Let me bring it home. It is not dissimilar to you and 999 friends each taking out a $1 million life insurance policy on Lady Gaga. Each of you pays the bank $1,000 per month; the bank rakes in a cool $14.4 million annually along with a commission on every transaction. They don’t have to pay a cent unless Lady Gaga meets an untimely demise.
Banks embraced this new revenue source so enthusiastically that by the end of 2007, they had sold $60 trillion worth of credit default swaps, or about four times America’s annual Gross Domestic Product.
But everything’s okay because all this money is backed by the full faith and credit of the US government, right? Nope, it was backed by a pyramid of worthless sub-prime mortgages, brought to us by none other than the investment banks. The whole thing collapsed like the Viking stadium.

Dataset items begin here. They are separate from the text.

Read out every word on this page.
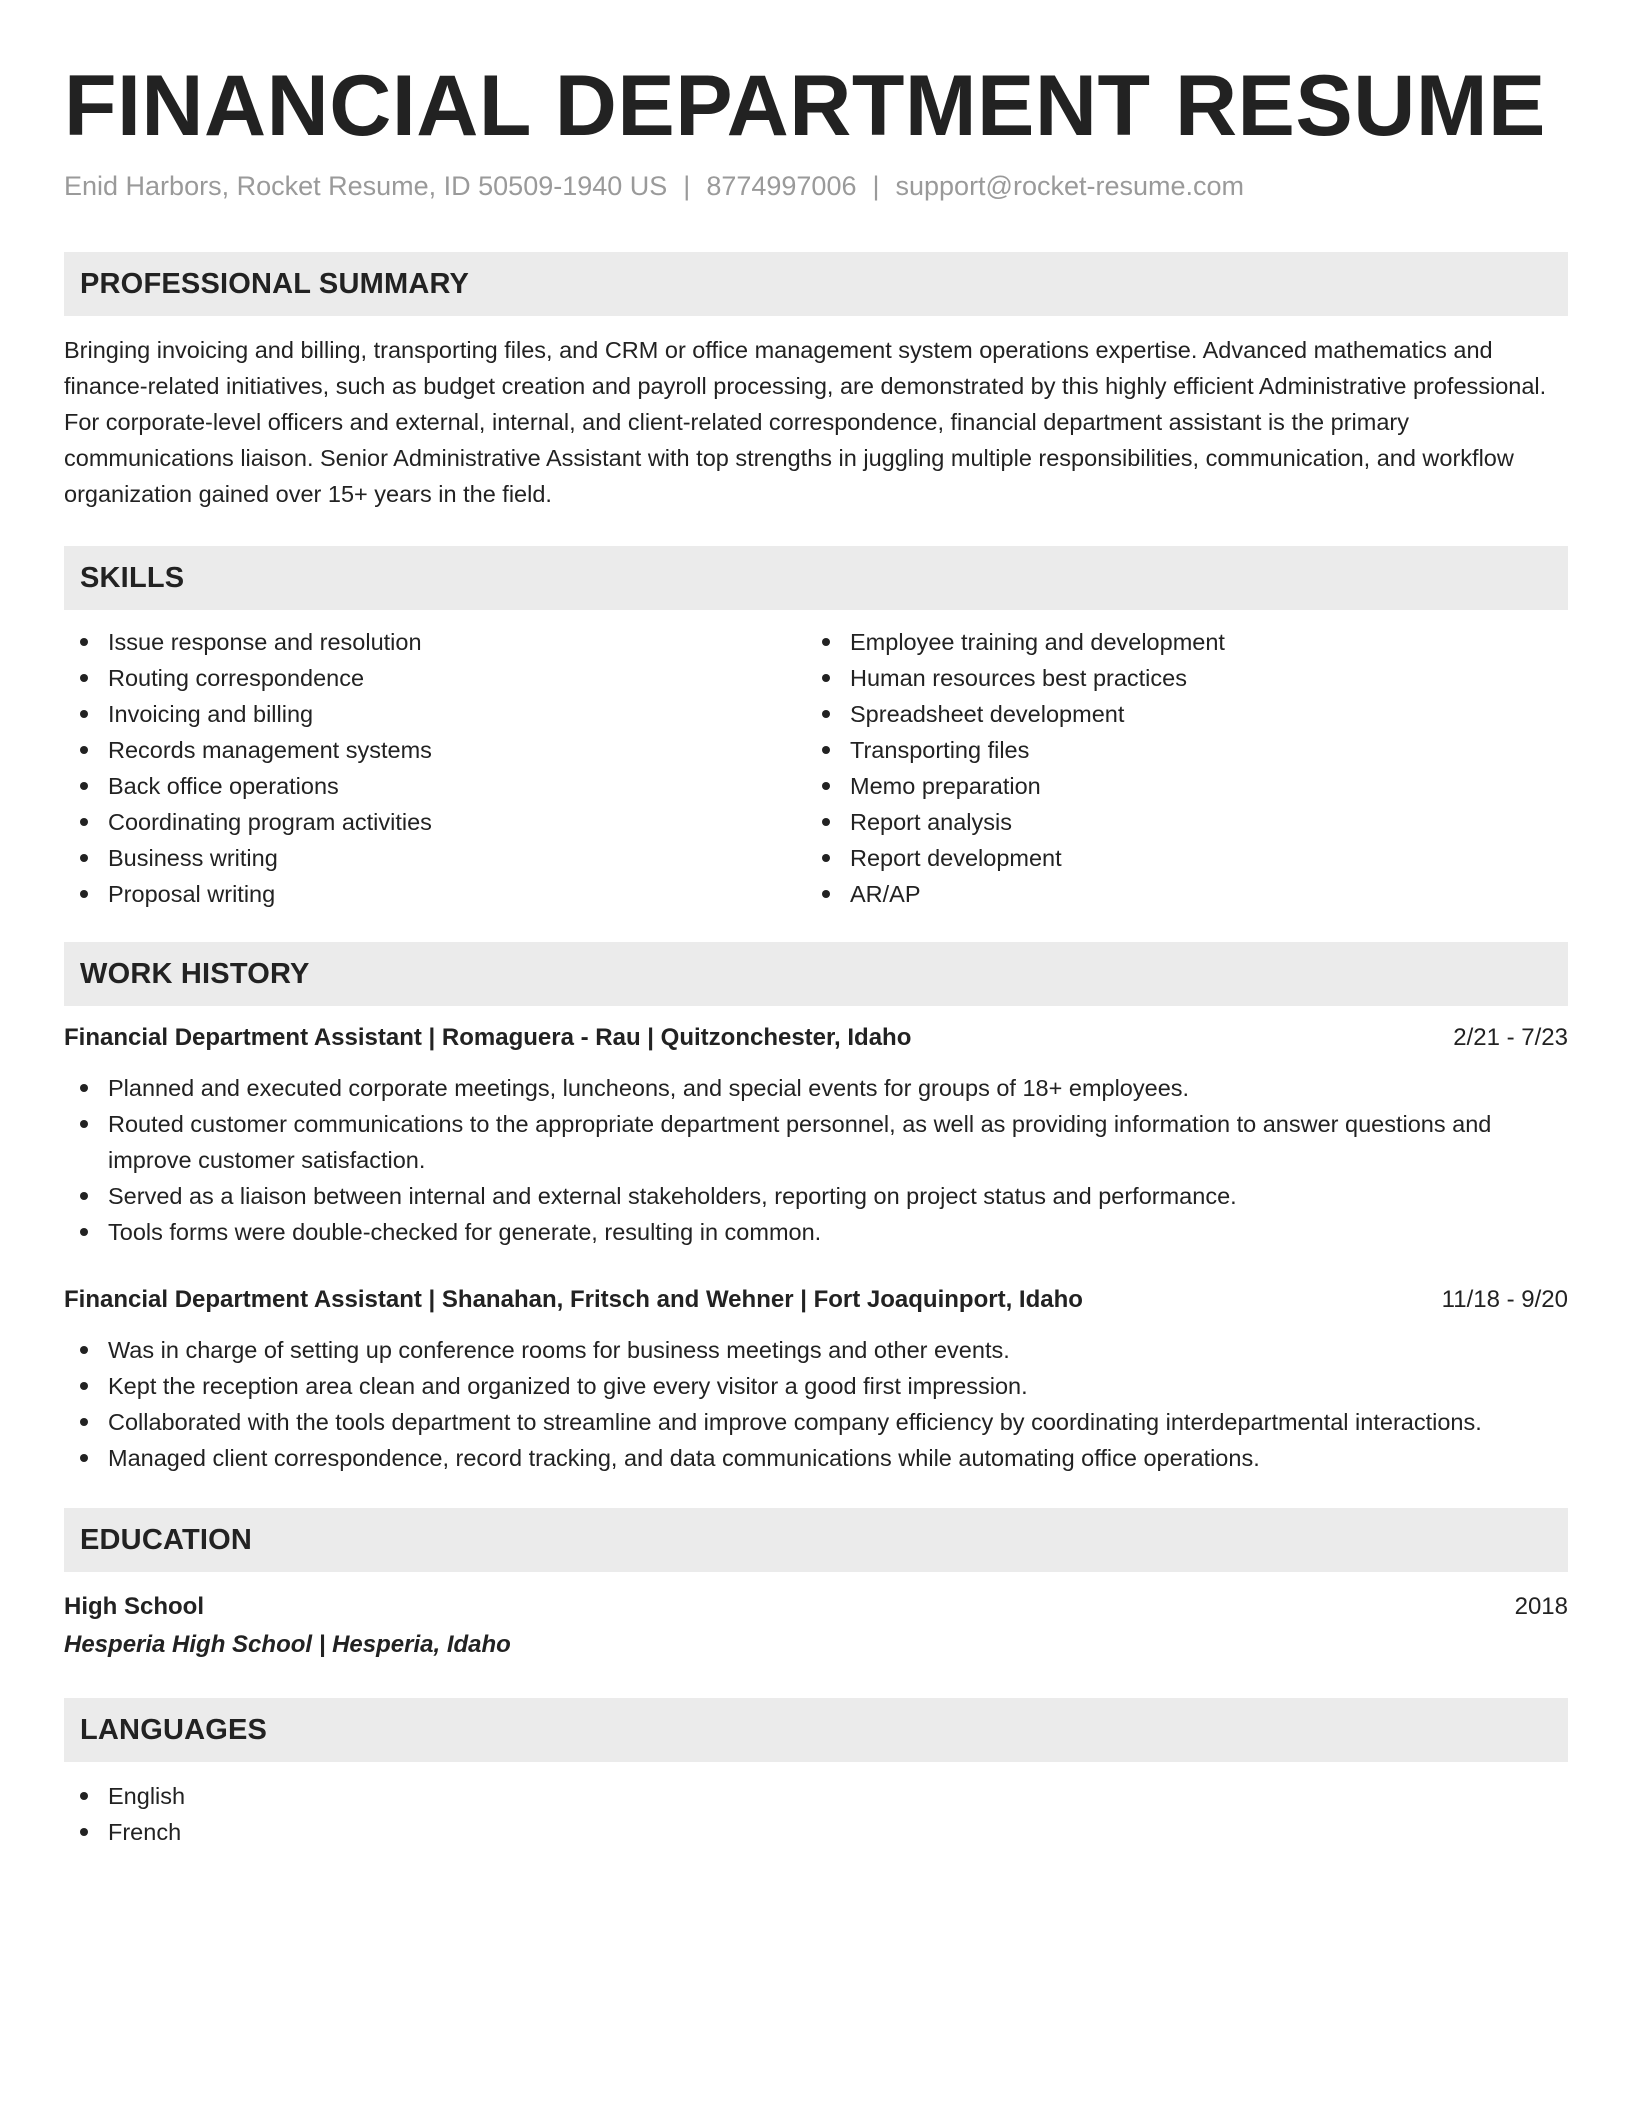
FINANCIAL DEPARTMENT RESUME
Enid Harbors, Rocket Resume, ID 50509-1940 US | 8774997006 | support@rocket-resume.com
PROFESSIONAL SUMMARY

Bringing invoicing and billing, transporting files, and CRM or office management system operations expertise. Advanced mathematics and finance-related initiatives, such as budget creation and payroll processing, are demonstrated by this highly efficient Administrative professional. For corporate-level officers and external, internal, and client-related correspondence, financial department assistant is the primary communications liaison. Senior Administrative Assistant with top strengths in juggling multiple responsibilities, communication, and workflow organization gained over 15+ years in the field.

SKILLS
Issue response and resolution
Routing correspondence
Invoicing and billing
Records management systems
Back office operations
Coordinating program activities
Business writing
Proposal writing
Employee training and development
Human resources best practices
Spreadsheet development
Transporting files
Memo preparation
Report analysis
Report development
AR/AP
WORK HISTORY
Financial Department Assistant | Romaguera - Rau | Quitzonchester, Idaho	2/21 - 7/23
Planned and executed corporate meetings, luncheons, and special events for groups of 18+ employees.
Routed customer communications to the appropriate department personnel, as well as providing information to answer questions and improve customer satisfaction.
Served as a liaison between internal and external stakeholders, reporting on project status and performance.
Tools forms were double-checked for generate, resulting in common.
Financial Department Assistant | Shanahan, Fritsch and Wehner | Fort Joaquinport, Idaho	11/18 - 9/20
Was in charge of setting up conference rooms for business meetings and other events.
Kept the reception area clean and organized to give every visitor a good first impression.
Collaborated with the tools department to streamline and improve company efficiency by coordinating interdepartmental interactions.
Managed client correspondence, record tracking, and data communications while automating office operations.
EDUCATION
High School	2018
Hesperia High School | Hesperia, Idaho
LANGUAGES
English
French
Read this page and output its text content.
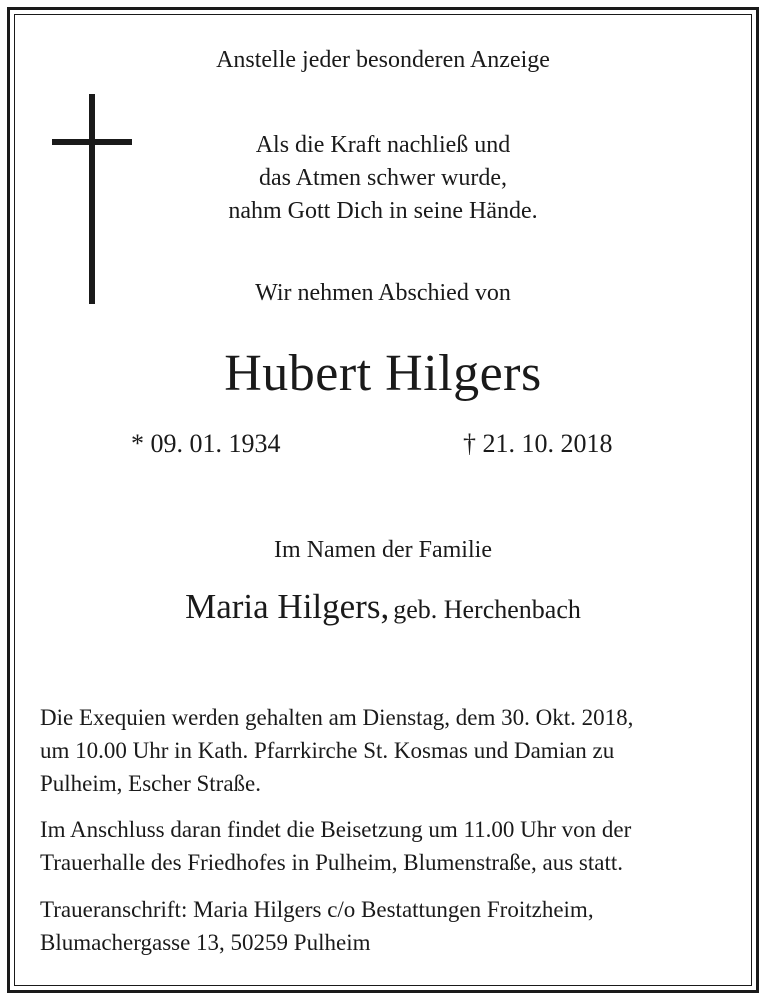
Anstelle jeder besonderen Anzeige
Als die Kraft nachließ und
das Atmen schwer wurde,
nahm Gott Dich in seine Hände.
Wir nehmen Abschied von
Hubert Hilgers
* 09. 01. 1934	† 21. 10. 2018
Im Namen der Familie
Maria Hilgers, geb. Herchenbach
Die Exequien werden gehalten am Dienstag, dem 30. Okt. 2018,
um 10.00 Uhr in Kath. Pfarrkirche St. Kosmas und Damian zu
Pulheim, Escher Straße.
Im Anschluss daran findet die Beisetzung um 11.00 Uhr von der
Trauerhalle des Friedhofes in Pulheim, Blumenstraße, aus statt.
Traueranschrift: Maria Hilgers c/o Bestattungen Froitzheim,
Blumachergasse 13, 50259 Pulheim
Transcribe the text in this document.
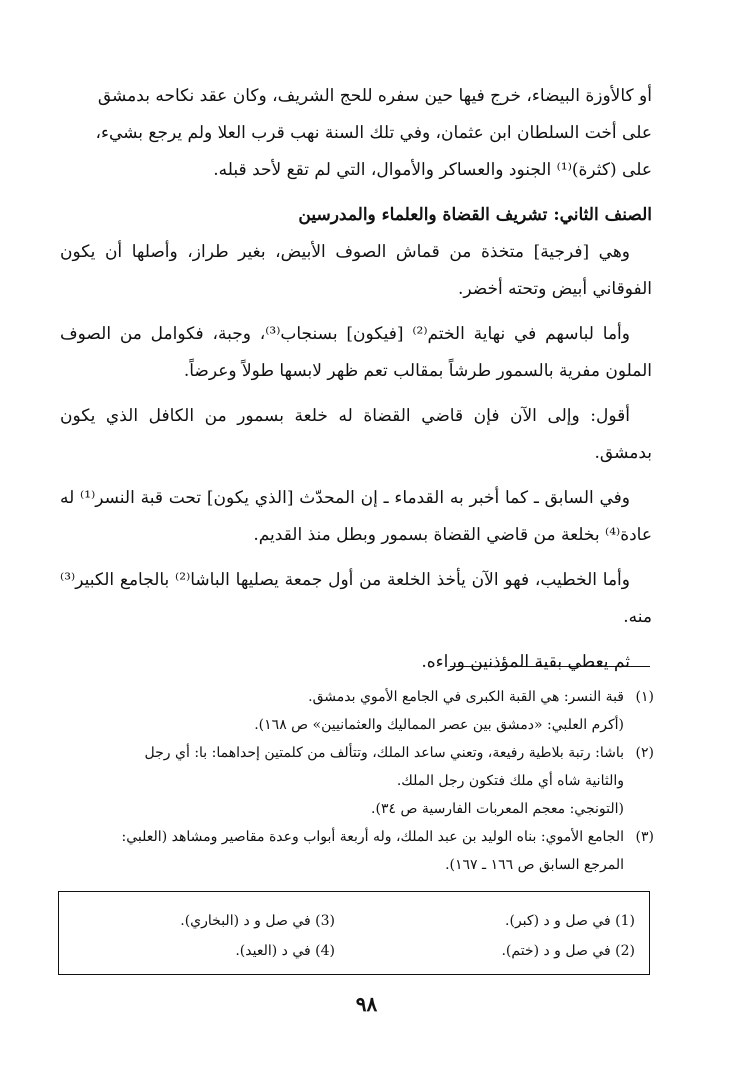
أو كالأوزة البيضاء، خرج فيها حين سفره للحج الشريف، وكان عقد نكاحه بدمشق
على أخت السلطان ابن عثمان، وفي تلك السنة نهب قرب العلا ولم يرجع بشيء،
على (كثرة)⁽¹⁾ الجنود والعساكر والأموال، التي لم تقع لأحد قبله.

الصنف الثاني: تشريف القضاة والعلماء والمدرسين

وهي [فرجية] متخذة من قماش الصوف الأبيض، بغير طراز، وأصلها أن يكون الفوقاني أبيض وتحته أخضر.

وأما لباسهم في نهاية الختم⁽²⁾ [فيكون] بسنجاب⁽³⁾، وجبة، فكوامل من الصوف الملون مفرية بالسمور طرشاً بمقالب تعم ظهر لابسها طولاً وعرضاً.

أقول: وإلى الآن فإن قاضي القضاة له خلعة بسمور من الكافل الذي يكون بدمشق.

وفي السابق ـ كما أخبر به القدماء ـ إن المحدّث [الذي يكون] تحت قبة النسر⁽¹⁾ له عادة⁽⁴⁾ بخلعة من قاضي القضاة بسمور وبطل منذ القديم.

وأما الخطيب، فهو الآن يأخذ الخلعة من أول جمعة يصليها الباشا⁽²⁾ بالجامع الكبير⁽³⁾ منه.

ثم يعطي بقية المؤذنين وراءه.

(١)
قبة النسر: هي القبة الكبرى في الجامع الأموي بدمشق.
(أكرم العلبي: «دمشق بين عصر المماليك والعثمانيين» ص ١٦٨).
(٢)
باشا: رتبة بلاطية رفيعة، وتعني ساعد الملك، وتتألف من كلمتين إحداهما: با: أي رجل
والثانية شاه أي ملك فتكون رجل الملك.
(التونجي: معجم المعربات الفارسية ص ٣٤).
(٣)
الجامع الأموي: بناه الوليد بن عبد الملك، وله أربعة أبواب وعدة مقاصير ومشاهد (العلبي:
المرجع السابق ص ١٦٦ ـ ١٦٧).
(1) في صل و د (كبر).
(2) في صل و د (ختم).
(3) في صل و د (البخاري).
(4) في د (العيد).
٩٨
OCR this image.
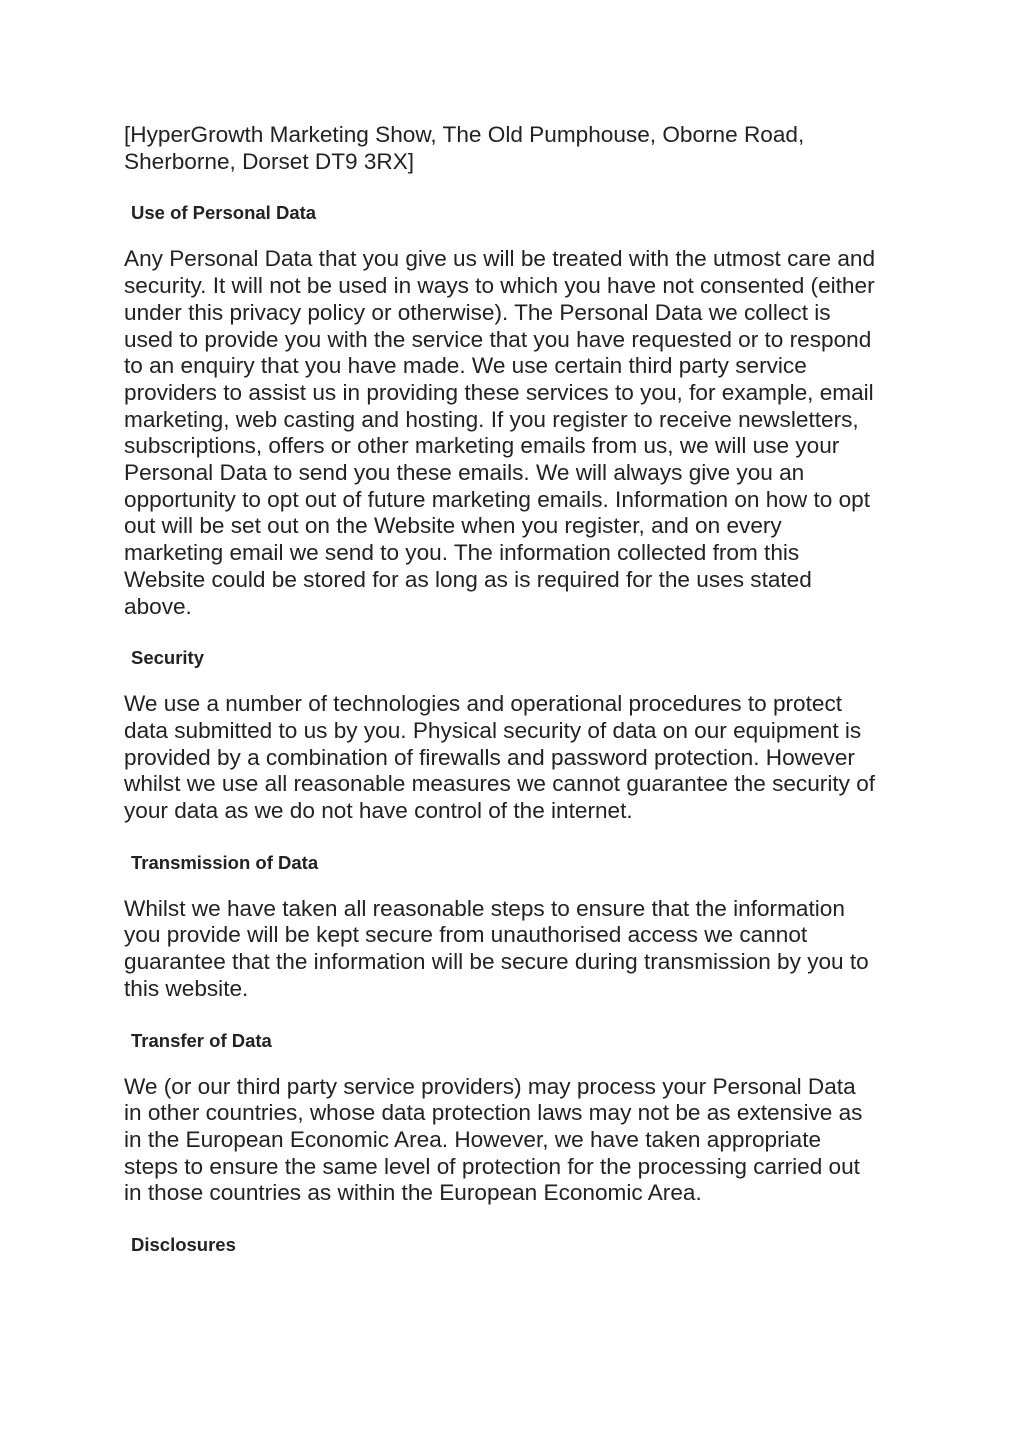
[HyperGrowth Marketing Show, The Old Pumphouse, Oborne Road,
Sherborne, Dorset DT9 3RX]

Use of Personal Data

Any Personal Data that you give us will be treated with the utmost care and
security. It will not be used in ways to which you have not consented (either
under this privacy policy or otherwise). The Personal Data we collect is
used to provide you with the service that you have requested or to respond
to an enquiry that you have made. We use certain third party service
providers to assist us in providing these services to you, for example, email
marketing, web casting and hosting. If you register to receive newsletters,
subscriptions, offers or other marketing emails from us, we will use your
Personal Data to send you these emails. We will always give you an
opportunity to opt out of future marketing emails. Information on how to opt
out will be set out on the Website when you register, and on every
marketing email we send to you. The information collected from this
Website could be stored for as long as is required for the uses stated
above.

Security

We use a number of technologies and operational procedures to protect
data submitted to us by you. Physical security of data on our equipment is
provided by a combination of firewalls and password protection. However
whilst we use all reasonable measures we cannot guarantee the security of
your data as we do not have control of the internet.

Transmission of Data

Whilst we have taken all reasonable steps to ensure that the information
you provide will be kept secure from unauthorised access we cannot
guarantee that the information will be secure during transmission by you to
this website.

Transfer of Data

We (or our third party service providers) may process your Personal Data
in other countries, whose data protection laws may not be as extensive as
in the European Economic Area. However, we have taken appropriate
steps to ensure the same level of protection for the processing carried out
in those countries as within the European Economic Area.

Disclosures
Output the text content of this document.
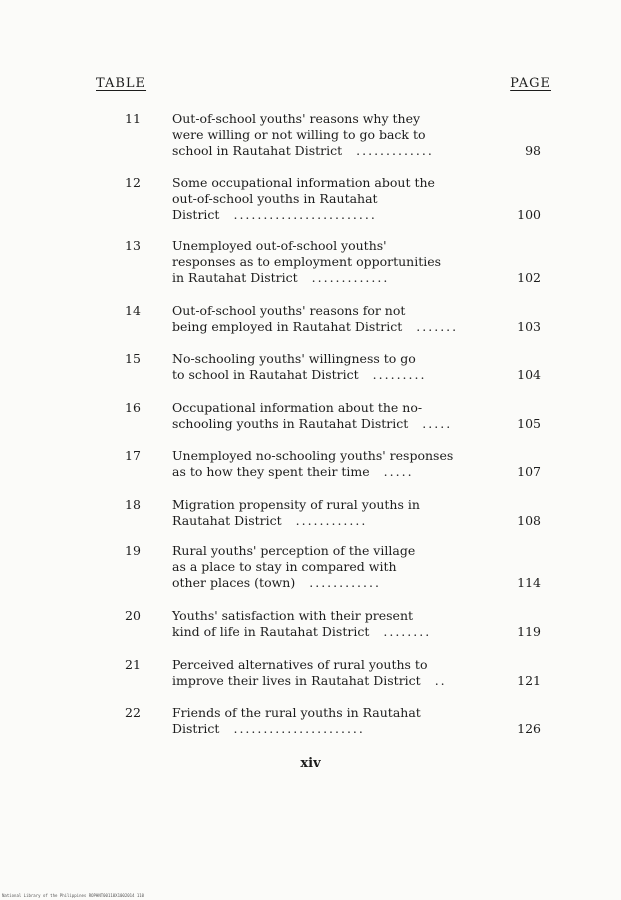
TABLE	PAGE
11	Out-of-school youths' reasons why they
were willing or not willing to go back to
school in Rautahat District .............	98
12	Some occupational information about the
out-of-school youths in Rautahat
District ........................	100
13	Unemployed out-of-school youths'
responses as to employment opportunities
in Rautahat District .............	102
14	Out-of-school youths' reasons for not
being employed in Rautahat District .......	103
15	No-schooling youths' willingness to go
to school in Rautahat District .........	104
16	Occupational information about the no-
schooling youths in Rautahat District .....	105
17	Unemployed no-schooling youths' responses
as to how they spent their time .....	107
18	Migration propensity of rural youths in
Rautahat District ............	108
19	Rural youths' perception of the village
as a place to stay in compared with
other places (town) ............	114
20	Youths' satisfaction with their present
kind of life in Rautahat District ........	119
21	Perceived alternatives of rural youths to
improve their lives in Rautahat District ..	121
22	Friends of the rural youths in Rautahat
District ......................	126
xiv
National Library of the Philippines ROPHNT00110X1002014 110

It gets worse. Suppose one of Lady Gaga’s investors becomes financially distraught and starts hanging out around fashionable nightclubs. Finally, hiding in the valet shack at New York Dolls, he sees an opportunity and runs Lady Gaga down with his Bentley Azure convertible. Not to mention the bumper repair, now the bank has to pay off a cool billion to all the investors.
But the bank is faced with a difficult question: how much is $1 billion in defaulted mortgages?
In the end, what good is Wall Street? What do they produce that we can sell overseas? They claim they need to be around to finance international commerce, but the truth is that 80 cents of every Wall Street dollar comes from the buying and selling of stocks, bonds and derivatives like the CDS. Only 14 cents of their dollar comes from corporate lending.
I guess the other 6 cents is hiding under the CEO’s sofa cushions.